Artificial Intelligence in HER2 Grading Assessment

There are many compelling reasons to use digital pathology to overcome the challenges associated with HER2 grading assessment. Although these digital tools are not yet widely used in routine practice, current applications show several advantages:

1. Improvement in Reproducibility

Beyond accuracy, AI enhances the reproducibility of HER2 grading assessments. With deep learning algorithms, AI can analyze digital images of slides more objectively and consistently than the human eye. Each slide is segmented into small tiles, allowing the algorithm to scrutinize each area and analyze the staining and appearance of cell membranes.

This overcomes human biases (fatigue, lighting variability, etc.) and provides a more stable diagnosis, particularly in cases where scores are close to thresholds (e.g., between 0 and 1+). AI can accurately calculate the percentage of marked cells and standardize results across different laboratories. 

2. Reduction of Ambiguities in Intermediate HER2Grading

In cases where HER2 Grading presents an uncertain score, particularly for 2+ results requiring FISH tests, AI can help reduce ambiguities by detecting positive cells more quickly and accurately. This could, in some instances, avoid additional examinations and thus accelerate diagnosis timelines. However, internal validation of the algorithm by laboratories is crucial to ensure this effectiveness.

3. Increased Precision in Analyzing Cell Staining

If well-calibrated, the algorithm can also offer increased precision in counting marked cells, particularly in borderline cases. Unlike human analysis, AI is not limited by subjective criteria and can count each cell meticulously. This capability of AI could be particularly useful for establishing a low or ultra-low HER2 grading.

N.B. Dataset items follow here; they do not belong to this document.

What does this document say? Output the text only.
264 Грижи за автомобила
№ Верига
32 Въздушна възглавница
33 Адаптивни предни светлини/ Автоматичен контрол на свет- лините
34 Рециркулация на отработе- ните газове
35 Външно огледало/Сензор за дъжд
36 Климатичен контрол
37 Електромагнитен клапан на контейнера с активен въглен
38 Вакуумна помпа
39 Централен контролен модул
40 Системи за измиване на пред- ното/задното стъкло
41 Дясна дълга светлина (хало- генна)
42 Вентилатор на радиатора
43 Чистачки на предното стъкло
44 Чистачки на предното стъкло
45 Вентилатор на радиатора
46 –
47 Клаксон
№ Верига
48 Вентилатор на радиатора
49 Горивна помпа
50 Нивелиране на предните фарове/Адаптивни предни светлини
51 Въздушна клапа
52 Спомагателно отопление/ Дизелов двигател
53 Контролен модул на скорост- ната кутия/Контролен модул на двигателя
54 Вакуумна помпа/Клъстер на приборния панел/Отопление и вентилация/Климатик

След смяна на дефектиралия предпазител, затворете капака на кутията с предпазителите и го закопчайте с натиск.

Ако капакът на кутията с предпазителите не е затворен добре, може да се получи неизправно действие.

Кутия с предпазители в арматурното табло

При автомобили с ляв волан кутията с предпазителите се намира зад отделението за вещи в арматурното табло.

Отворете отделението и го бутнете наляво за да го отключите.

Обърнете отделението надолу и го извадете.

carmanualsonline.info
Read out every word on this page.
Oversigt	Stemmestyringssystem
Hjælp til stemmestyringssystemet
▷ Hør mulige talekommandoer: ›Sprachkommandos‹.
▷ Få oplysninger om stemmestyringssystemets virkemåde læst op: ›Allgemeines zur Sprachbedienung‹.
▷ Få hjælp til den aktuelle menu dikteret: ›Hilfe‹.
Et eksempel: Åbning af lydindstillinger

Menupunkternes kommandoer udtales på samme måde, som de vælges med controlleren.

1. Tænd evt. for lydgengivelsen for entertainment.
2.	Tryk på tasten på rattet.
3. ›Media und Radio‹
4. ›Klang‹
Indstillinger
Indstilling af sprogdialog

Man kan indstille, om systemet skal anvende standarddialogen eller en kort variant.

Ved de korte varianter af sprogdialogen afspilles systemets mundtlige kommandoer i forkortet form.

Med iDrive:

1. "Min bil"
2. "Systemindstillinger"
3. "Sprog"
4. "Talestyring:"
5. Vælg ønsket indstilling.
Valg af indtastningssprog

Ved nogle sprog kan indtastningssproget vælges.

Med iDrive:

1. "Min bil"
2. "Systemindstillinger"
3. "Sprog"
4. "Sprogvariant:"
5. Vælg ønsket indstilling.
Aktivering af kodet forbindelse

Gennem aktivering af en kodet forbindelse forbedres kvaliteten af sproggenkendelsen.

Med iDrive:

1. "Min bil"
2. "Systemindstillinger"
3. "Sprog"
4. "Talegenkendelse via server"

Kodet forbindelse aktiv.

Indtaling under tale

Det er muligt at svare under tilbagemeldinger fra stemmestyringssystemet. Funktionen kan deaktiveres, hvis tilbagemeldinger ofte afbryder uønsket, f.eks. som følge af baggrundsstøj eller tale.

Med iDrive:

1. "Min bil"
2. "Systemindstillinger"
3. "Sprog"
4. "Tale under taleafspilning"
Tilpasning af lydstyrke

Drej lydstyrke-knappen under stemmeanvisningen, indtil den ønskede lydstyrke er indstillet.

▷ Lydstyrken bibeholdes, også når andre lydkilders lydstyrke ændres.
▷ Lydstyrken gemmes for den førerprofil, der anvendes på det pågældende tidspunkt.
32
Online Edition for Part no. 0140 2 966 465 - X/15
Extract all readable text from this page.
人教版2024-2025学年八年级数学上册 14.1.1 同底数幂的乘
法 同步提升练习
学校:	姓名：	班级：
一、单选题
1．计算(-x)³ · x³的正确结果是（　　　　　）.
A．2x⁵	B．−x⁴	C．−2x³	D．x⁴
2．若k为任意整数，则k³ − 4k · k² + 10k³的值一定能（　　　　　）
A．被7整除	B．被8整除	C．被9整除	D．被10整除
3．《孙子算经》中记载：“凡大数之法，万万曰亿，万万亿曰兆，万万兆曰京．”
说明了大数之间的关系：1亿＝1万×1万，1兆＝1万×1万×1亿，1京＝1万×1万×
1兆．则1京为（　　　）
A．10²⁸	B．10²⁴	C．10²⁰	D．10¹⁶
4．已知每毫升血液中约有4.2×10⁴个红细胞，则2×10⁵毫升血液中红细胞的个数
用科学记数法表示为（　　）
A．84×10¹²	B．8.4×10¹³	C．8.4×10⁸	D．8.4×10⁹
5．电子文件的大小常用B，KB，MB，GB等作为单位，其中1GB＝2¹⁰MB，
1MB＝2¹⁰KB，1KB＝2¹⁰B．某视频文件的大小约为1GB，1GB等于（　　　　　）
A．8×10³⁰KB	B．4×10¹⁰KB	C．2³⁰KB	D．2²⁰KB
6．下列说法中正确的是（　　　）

4. Workflow Optimization and Training

Despite these benefits, integrating AI into daily practice presents challenges, particularly regarding costs and adaptation to existing laboratory workflows. A digital transformation will also need to occur. Pathologists will need specific training to use these tools effectively. Furthermore, the chosen algorithm must be carefully validated internally to ensure its reliability compared to traditional methods.

AI and HER2 Grading Diagnosis: Future Perspectives 

In the long term, AI could fundamentally transform pathology practice, including HER2 status classification. With proper training and rigorous validation, these technologies can provide improved precision, reproducibility, and diagnostic quality while accelerating patient care processes. For difficult-to-determine scores, such as low and ultra-low, AI could have a significant impact. Over time, AI may not only assist pathologists but also potentially automate certain diagnostic steps entirely.

Conclusion

In conclusion, AI through diagnostic support algorithms, promises to significantly improve HER2 status evaluation. Breast cancer diagnostics are heading toward greater automation, enabling standardized practices, faster and more reproducible diagnoses, and ultimately better patient care.